Legislators vs. Doctors

This post isn’t really about abortion. It’s about the decision-making process the United States uses in reproductive medicine.

Here is a picture of President Bush signing the Partial-Birth Abortion Ban Act of 2003. He is surrounded by a coterie of mostly older, white, male legislators.

Where are the women? Where is the diversity?

The Partial-Birth Abortion Ban is a weasel law. It does make an abominable procedure illegal — but it sets the definition of the procedure overbroadly, so it may apply to other procedures as well. Where will treatment standards and court decisions go from here?

Despite the fact that you can find “partial-birth abortion” in the MEDLINEplus/Merriam-Webster medical dictionary (along with other terms like “pro-life” and “pro-choice”), both the American Medical Association and the American Council of Obstetricians and Gynecologists say that “partial birth abortion” is a non-medical term.

So, why use the law to make a lay term into a legislated term of medical art?

Let’s see what that dictionary definition is.

An abortion in the second or third trimester of pregnancy in which the death of the fetus is induced after it has passed partway through the birth canal.

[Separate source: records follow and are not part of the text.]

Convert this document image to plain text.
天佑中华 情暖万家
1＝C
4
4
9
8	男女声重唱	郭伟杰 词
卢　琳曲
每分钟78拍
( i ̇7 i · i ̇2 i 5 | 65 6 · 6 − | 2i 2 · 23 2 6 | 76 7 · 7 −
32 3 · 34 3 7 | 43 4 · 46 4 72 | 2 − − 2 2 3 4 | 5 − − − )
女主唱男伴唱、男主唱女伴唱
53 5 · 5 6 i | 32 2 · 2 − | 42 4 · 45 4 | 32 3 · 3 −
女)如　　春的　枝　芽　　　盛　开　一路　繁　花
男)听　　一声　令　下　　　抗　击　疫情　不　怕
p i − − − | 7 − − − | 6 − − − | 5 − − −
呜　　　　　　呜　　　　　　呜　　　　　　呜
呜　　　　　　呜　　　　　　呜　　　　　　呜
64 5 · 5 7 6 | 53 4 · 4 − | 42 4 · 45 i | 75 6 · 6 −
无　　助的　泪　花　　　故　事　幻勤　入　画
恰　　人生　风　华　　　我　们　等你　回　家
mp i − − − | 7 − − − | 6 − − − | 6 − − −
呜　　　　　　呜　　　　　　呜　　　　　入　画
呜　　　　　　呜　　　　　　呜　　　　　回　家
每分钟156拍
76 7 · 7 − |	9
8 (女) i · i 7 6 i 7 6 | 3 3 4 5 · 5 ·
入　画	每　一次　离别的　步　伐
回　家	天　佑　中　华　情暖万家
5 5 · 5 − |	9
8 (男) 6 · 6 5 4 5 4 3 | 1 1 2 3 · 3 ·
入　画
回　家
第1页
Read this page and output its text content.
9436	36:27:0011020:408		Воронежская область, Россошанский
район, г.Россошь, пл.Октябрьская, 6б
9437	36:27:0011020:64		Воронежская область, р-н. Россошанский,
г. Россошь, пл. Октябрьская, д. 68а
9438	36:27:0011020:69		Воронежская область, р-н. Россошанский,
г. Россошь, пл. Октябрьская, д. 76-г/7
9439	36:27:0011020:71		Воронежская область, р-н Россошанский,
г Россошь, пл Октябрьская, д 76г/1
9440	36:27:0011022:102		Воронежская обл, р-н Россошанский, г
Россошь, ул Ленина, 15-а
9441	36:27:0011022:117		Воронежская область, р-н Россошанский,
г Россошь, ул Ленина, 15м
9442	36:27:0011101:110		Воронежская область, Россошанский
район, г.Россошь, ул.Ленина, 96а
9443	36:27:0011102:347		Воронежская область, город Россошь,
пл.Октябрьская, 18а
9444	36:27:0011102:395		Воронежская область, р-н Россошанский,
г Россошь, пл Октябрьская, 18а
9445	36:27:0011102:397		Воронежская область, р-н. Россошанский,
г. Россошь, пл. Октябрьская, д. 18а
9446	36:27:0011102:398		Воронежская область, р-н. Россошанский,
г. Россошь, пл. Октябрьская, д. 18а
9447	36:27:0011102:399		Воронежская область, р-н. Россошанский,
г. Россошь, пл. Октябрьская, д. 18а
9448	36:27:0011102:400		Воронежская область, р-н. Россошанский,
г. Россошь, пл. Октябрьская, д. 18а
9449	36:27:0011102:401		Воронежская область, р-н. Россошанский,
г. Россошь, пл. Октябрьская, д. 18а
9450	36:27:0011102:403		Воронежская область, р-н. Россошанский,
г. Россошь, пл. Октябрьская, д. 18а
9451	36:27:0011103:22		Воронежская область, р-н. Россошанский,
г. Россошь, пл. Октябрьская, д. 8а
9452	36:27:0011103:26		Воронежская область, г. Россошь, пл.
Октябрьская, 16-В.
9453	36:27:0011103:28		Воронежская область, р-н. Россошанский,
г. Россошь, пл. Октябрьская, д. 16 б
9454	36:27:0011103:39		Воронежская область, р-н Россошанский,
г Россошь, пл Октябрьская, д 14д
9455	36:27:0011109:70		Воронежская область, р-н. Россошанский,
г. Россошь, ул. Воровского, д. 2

Now, let’s look at the definition made legal by the Act:

An abortion in which the person performing the abortion deliberately and intentionally vaginally delivers a living fetus until, in the case of a head-first presentation, the entire fetal head is outside the body of the mother, or, in the case of breech presentation, any part of the fetal trunk past the navel is outside the body of the mother, for the purpose of performing an overt act that the person knows will kill the partially delivered living fetus; and performs the overt act, other than completion of delivery, that kills the partially delivered living fetus.

It is interesting to note that the law leaves out “in the second or third trimester of pregnancy.”

When the legislators talk about “partial birth abortion,” they apparently mean what doctors call “intact dilatation and extraction” (or “intact D&X”).

The American Medical Association has a policy statement on intact D&X, in which they recommend that intact D&X or third-trimester abortions not be performed — but they also say that the “physician must, however, retain the discretion to make that judgment, acting within standards of good medical practice and in the best interest of the patient.” It is interesting to note that the Act refers to the procedure recommendations of this policy statement, but not to the statement about physician discretion.

The American Council of Obstetricians and Gynecologists puts it more strongly. They do not support intact D&X either, but they opposes laws like the Act because it puts legislators in between physicians and the best care for the patient:

ACOG’s Statement of Policy explains why ACOG believes such legislation to be “inappropriate, ill advised, and dangerous.” The policy statement notes that although a select panel convened by ACOG could identify no circumstances under which intact D&X would be the only option to protect the life or health of a woman, intact D&X “may be the best or most appropriate procedure in a particular circumstance to save the life or preserve the health of a woman, and only the doctor, in consultation with the patient, based upon the woman’s particular circumstances, can make this decision (emphasis added).”

It’s also interesting to compare the legislators’ view and ACOG’s view of the decision-making process:

There exists substantial record evidence upon which Congress has reached its conclusion that a ban on partial-birth abortion is not required to contain a ‘health’ exception, because the facts indicate that a partial-birth abortion is never necessary to preserve the health of a woman, poses serious risks to a woman’s health, and lies outside the standard of medical care. Congress was informed by extensive hearings held during the 104th, 105th, 107th, and 108th Congresses and passed a ban on partial-birth abortion in the 104th, 105th, and 106th Congresses. These findings reflect the very informed judgment of the Congress that a partial-birth abortion is never necessary to preserve the health of a woman, poses serious risks to a woman’s health, and lies outside the standard of medical care, and should, therefore, be banned.

Versus:

In this case, the bill before the Senate fails to respect the Stenberg test because bill supporters flagrantly refuse to include an exception for the health of a woman. Instead, legislators try to circumvent the Court’s requirements by issuing their own opinion to the nation’s physicians and patients that such a procedure is never needed to protect a woman’s health — notwithstanding opposing opinions from the medical community.

References:

Partial-Birth Abortion Ban Act of 2003
H-5.982 Late-Term Pregnancy Termination Techniques.